What changed
RBI issued a master circular consolidating all previous guidelines on call/notice money market operations into one document. No new rules were introduced; the circular merely updates and compiles existing instructions for easier reference.
What it means for you
Banks and primary dealers now have a single reference document for call/notice money market rules, reducing confusion from multiple circulars. The prudential limits on borrowing and lending remain unchanged, so compliance requirements stay the same. This consolidation helps streamline internal processes and audits.
What you must do
- Review the master circular to ensure your treasury operations align with the consolidated guidelines.
- Update internal policy documents and training materials to reference this master circular instead of older circulars.
- Verify that your call/notice money market transactions comply with the specified prudential limits on borrowing and lending.

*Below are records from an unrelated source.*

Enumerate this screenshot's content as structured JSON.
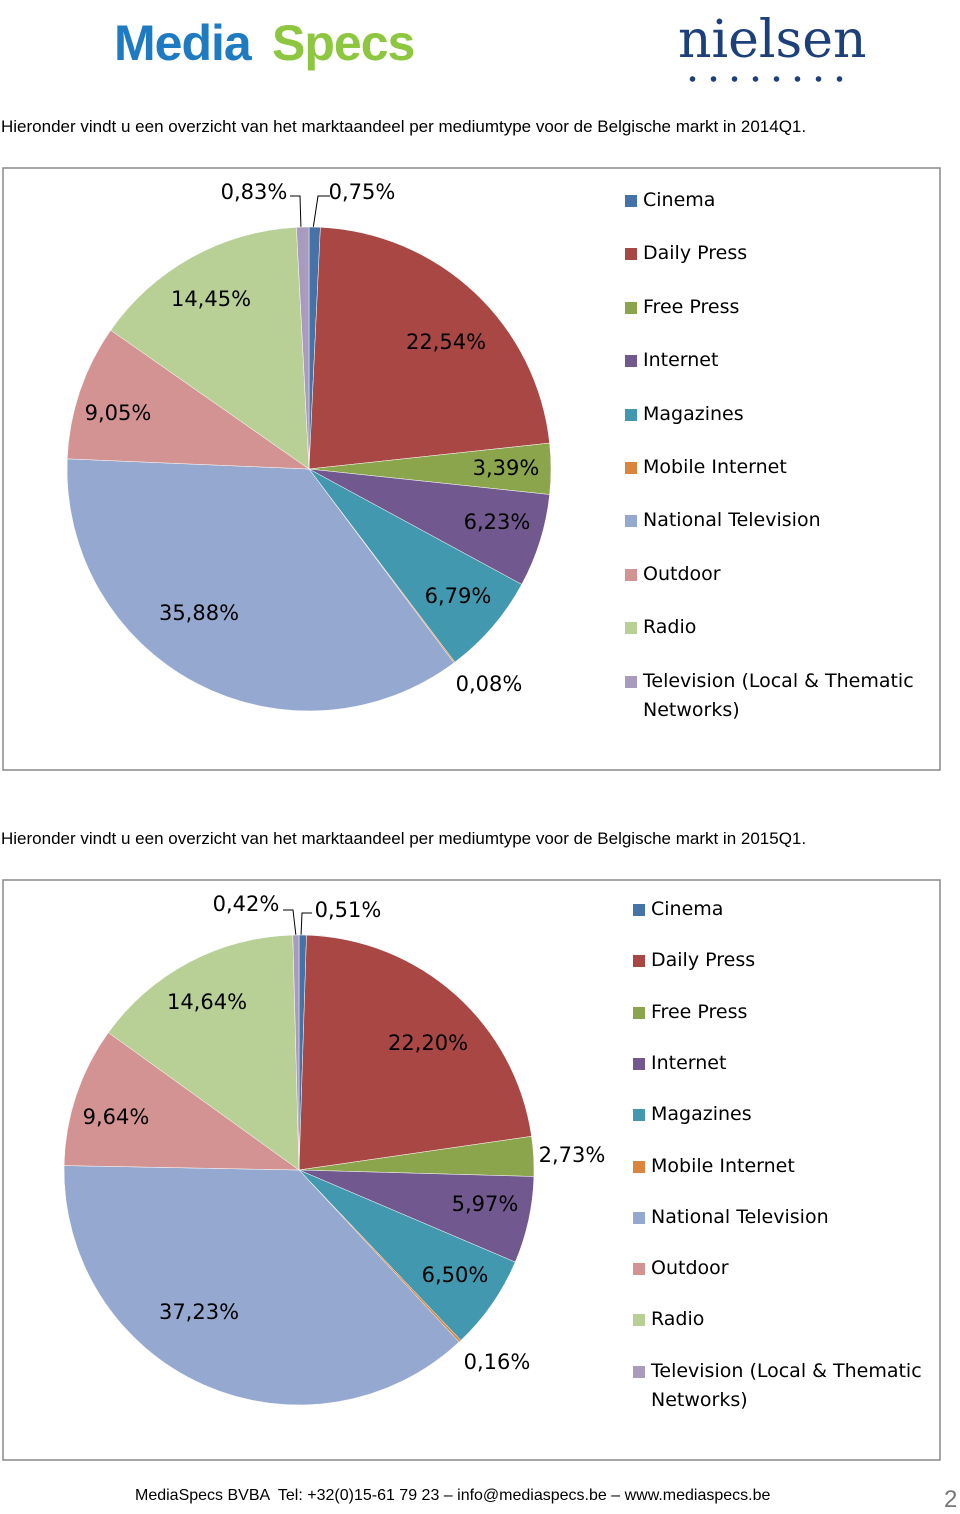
{
  "header": {
    "logo_left": [
      "Media",
      "Specs"
    ],
    "logo_right": "nielsen"
  },
  "intros": [
    "Hieronder vindt u een overzicht van het marktaandeel per mediumtype voor de Belgische markt in 2014Q1.",
    "Hieronder vindt u een overzicht van het marktaandeel per mediumtype voor de Belgische markt in 2015Q1."
  ],
  "chart_data": [
    {
      "type": "pie",
      "categories": [
        "Cinema",
        "Daily Press",
        "Free Press",
        "Internet",
        "Magazines",
        "Mobile Internet",
        "National Television",
        "Outdoor",
        "Radio",
        "Television (Local & Thematic Networks)"
      ],
      "values": [
        0.75,
        22.54,
        3.39,
        6.23,
        6.79,
        0.08,
        35.88,
        9.05,
        14.45,
        0.83
      ],
      "value_labels": [
        "0,75%",
        "22,54%",
        "3,39%",
        "6,23%",
        "6,79%",
        "0,08%",
        "35,88%",
        "9,05%",
        "14,45%",
        "0,83%"
      ],
      "colors": [
        "#4572a7",
        "#a84743",
        "#8ba54d",
        "#71588f",
        "#4198af",
        "#db843d",
        "#94a8d0",
        "#d29392",
        "#b8cf96",
        "#a99bbd"
      ],
      "legend": "right"
    },
    {
      "type": "pie",
      "categories": [
        "Cinema",
        "Daily Press",
        "Free Press",
        "Internet",
        "Magazines",
        "Mobile Internet",
        "National Television",
        "Outdoor",
        "Radio",
        "Television (Local & Thematic Networks)"
      ],
      "values": [
        0.51,
        22.2,
        2.73,
        5.97,
        6.5,
        0.16,
        37.23,
        9.64,
        14.64,
        0.42
      ],
      "value_labels": [
        "0,51%",
        "22,20%",
        "2,73%",
        "5,97%",
        "6,50%",
        "0,16%",
        "37,23%",
        "9,64%",
        "14,64%",
        "0,42%"
      ],
      "colors": [
        "#4572a7",
        "#a84743",
        "#8ba54d",
        "#71588f",
        "#4198af",
        "#db843d",
        "#94a8d0",
        "#d29392",
        "#b8cf96",
        "#a99bbd"
      ],
      "legend": "right"
    }
  ],
  "footer": "MediaSpecs BVBA  Tel: +32(0)15-61 79 23 – info@mediaspecs.be – www.mediaspecs.be",
  "page_number": 2
}
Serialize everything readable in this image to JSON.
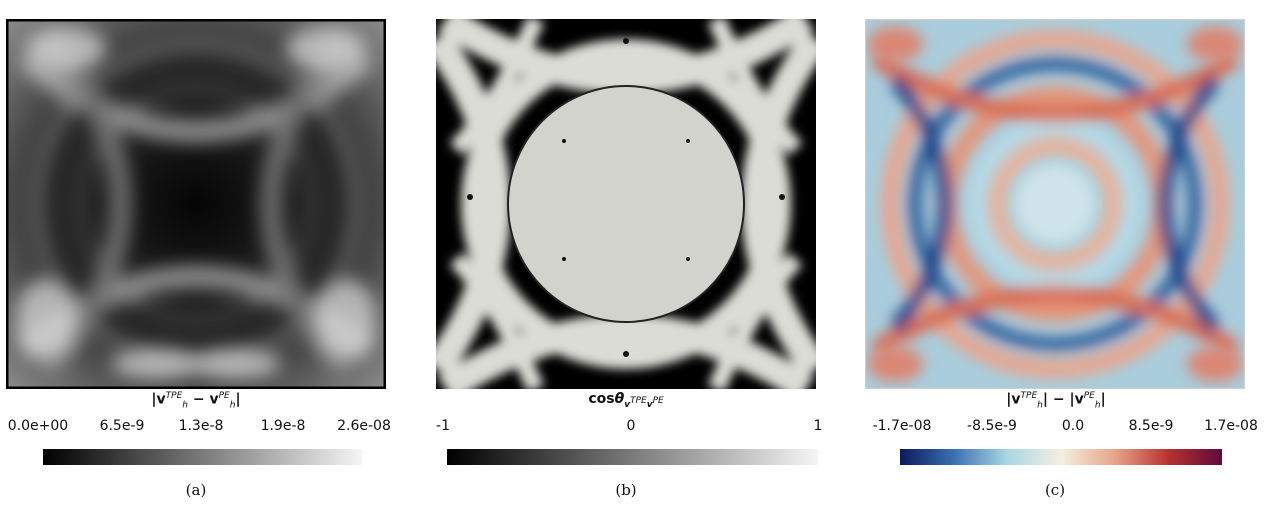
{
  "panels": [
    {
      "id": "a",
      "legend_title": "|v_h^{TPE} − v_h^{PE}|",
      "tick_labels": [
        "0.0e+00",
        "6.5e-9",
        "1.3e-8",
        "1.9e-8",
        "2.6e-08"
      ],
      "colormap": [
        "#000000",
        "#f5f5f5"
      ],
      "caption": "(a)"
    },
    {
      "id": "b",
      "legend_title": "cosθ_{v_h^{TPE} v_h^{PE}}",
      "tick_labels": [
        "-1",
        "0",
        "1"
      ],
      "colormap": [
        "#000000",
        "#f5f5f5"
      ],
      "caption": "(b)"
    },
    {
      "id": "c",
      "legend_title": "|v_h^{TPE}| − |v_h^{PE}|",
      "tick_labels": [
        "-1.7e-08",
        "-8.5e-9",
        "0.0",
        "8.5e-9",
        "1.7e-08"
      ],
      "colormap": [
        "#0b1a5c",
        "#3b6fb0",
        "#a9d7e6",
        "#f4efe0",
        "#e6a58a",
        "#b8322e",
        "#5e0a3a"
      ],
      "caption": "(c)"
    }
  ],
  "legend_text": {
    "a": {
      "v": "v",
      "sup1": "TPE",
      "sub1": "h",
      "minus": " − ",
      "sup2": "PE",
      "sub2": "h"
    },
    "b": {
      "cos": "cos",
      "theta": "θ",
      "sub": "v",
      "subsup1": "TPE",
      "subsup2": "PE"
    },
    "c": {
      "v": "v",
      "sup1": "TPE",
      "sub1": "h",
      "minus": " − ",
      "sup2": "PE",
      "sub2": "h"
    }
  }
}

- Ensure reporting formats and dealing session timings (9:00 am to 5:00 pm) are correctly followed.
Who it affects
Scheduled commercial banks (excluding RRBs), Co-operative banks (excluding Land Development Banks), Primary dealers
What are the borrowing limits for scheduled commercial banks in the call/notice money market?
On a fortnightly average basis, borrowing must not exceed 100% of capital funds (Tier I + Tier II). However, on any single day during a fortnight, borrowing can go up to 125% of capital funds.
Are non-bank institutions allowed to participate in the call/notice money market?
No, non-bank institutions other than primary dealers are not permitted to participate in the call/notice money market.
What is the dealing session for call/notice money market transactions?
Deals can be executed from 9:00 am to 5:00 pm on weekdays and from 9:00 am to 2:00 pm on Saturdays or as specified by RBI from time to time.